Referring to the fan electromotor startup subroutine flow chart of Fig. 4 embodiment of the present invention.Fan electromotor startup subroutine 1.4, first calculated rate target F2 is performed at frame 1.4.1, then enter frame 1.4.2 to perform and call the T1 moment and indicate and judge subprogram, then enter frame 1.4.3 and judge whether T1Flag==1: if, enter left frame 1.4.6 program and judge whether Fd<F2, if, enter frame 1.4.7 and perform Fd=Fd+Rp2, then enter frame 1.4.11 to perform and arrange modulation degree controlling value Vdout=1, then enter frame 1.4.13 and perform the minimum value calculating modulation degree controlling value VDout and equal in VD1out and VD2out, frame 1.4.6 program judges whether Fd<F2: if not, enter into frame 1.4.8 and perform Fd=F2, then enter into frame 1.4.11 execution and modulation degree controlling value Vdout=1 is set, then enter into frame 1.4.13 and perform the minimum value that calculating modulation degree controlling value VDout equals VD1out and VD2out, enter frame 1.4.3 determining program whether T1Flag==1: if not, enter into frame 1.4.3 determining program whether T1Flag==1: if not, enter frame 1.4.4 determining program whether Fd=F1: if not, enter frame 1.4.9 and perform Fd=F1, then arrive frame 1.4.10 perform Iref and Ifdb feeding output current PID controller VD1 and export controlling value VD1out, and restriction 0≤VD1out≤1, frame 1.4.4 determining program whether Fd=F1, if, enter into frame 1.4.5 and perform Fd=Fd+Rp1, then enter frame 1.4.10 perform Iref and Ifdb feeding output current PID controller VD1 and export controlling value VD1out, and restriction 0≤VD1out≤1, then entering frame 1.4.12 performs VdcRef and VdcFdb feeding intermediate voltage PID controller VD2, and export control VD2out, and restriction 0≤VD2out≤1, then enter frame 1.4.13 and perform the minimum value calculating modulation degree controlling value VDout and equal in VD1out and VD2out, then enter frame 1.4.14 and perform calculating initial modulation degree Mi=Fd/Fmax, , then enter frame 1.4.15 and perform calculating final modulation degree ML=Vout × Mi, then program end of run.

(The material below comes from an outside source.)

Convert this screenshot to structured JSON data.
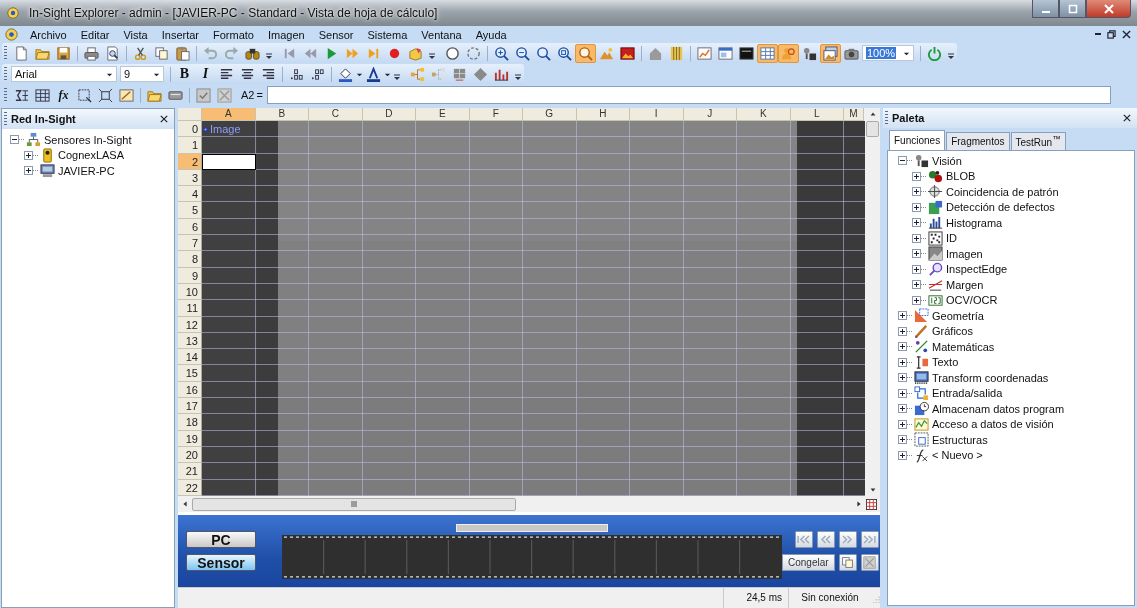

The T1 moment referring to Fig. 5 embodiment of the present invention indicates and judges subroutine flow chart.The T1 moment indicates and judges subprogram 1.4.2, first judges whether Fd<F1 in frame 1.4.2.1 program: if enter frame 1.4.2.3 and perform Cnt1=0, then enter frame 1.4.2.8 and perform T1Flag=0; 1.4.2.1 Fd<F1 is judged whether? if not, enter into frame 1.4.2.2 and perform Cntl=Cntl+1, then enter frame 1.4.2.4 and judge whether Ifdb<Icmp: if not, enter into frame 1.4.2.10 and perform Cnt2=0, then arrive frame 1.4.2.8 and perform T1Flag=0; 1.4.2.4 program judges whether Ifdb<Icmp, if, enter into frame 1.4.2.5 and perform Cnt2=Cnt2+1, then enter frame 1.4.2.6 program and judge whether Cnt1==Ccmp1: if enter into frame 1.4.2.9 and perform T1Flag=1; 1.4.2.6 program judges whether Cnt1==Ccmp1: if not, enters 1.4.2.7 program and judges whether Cnt2==Ccmp2: if run frame 1.4.2.9 and perform T1Flag=1; 1.4.2.7 program judges whether Cnt2==Ccmp2: if not, runs frame 1.4.2.8 and performs T1Flag=0, then program end of run.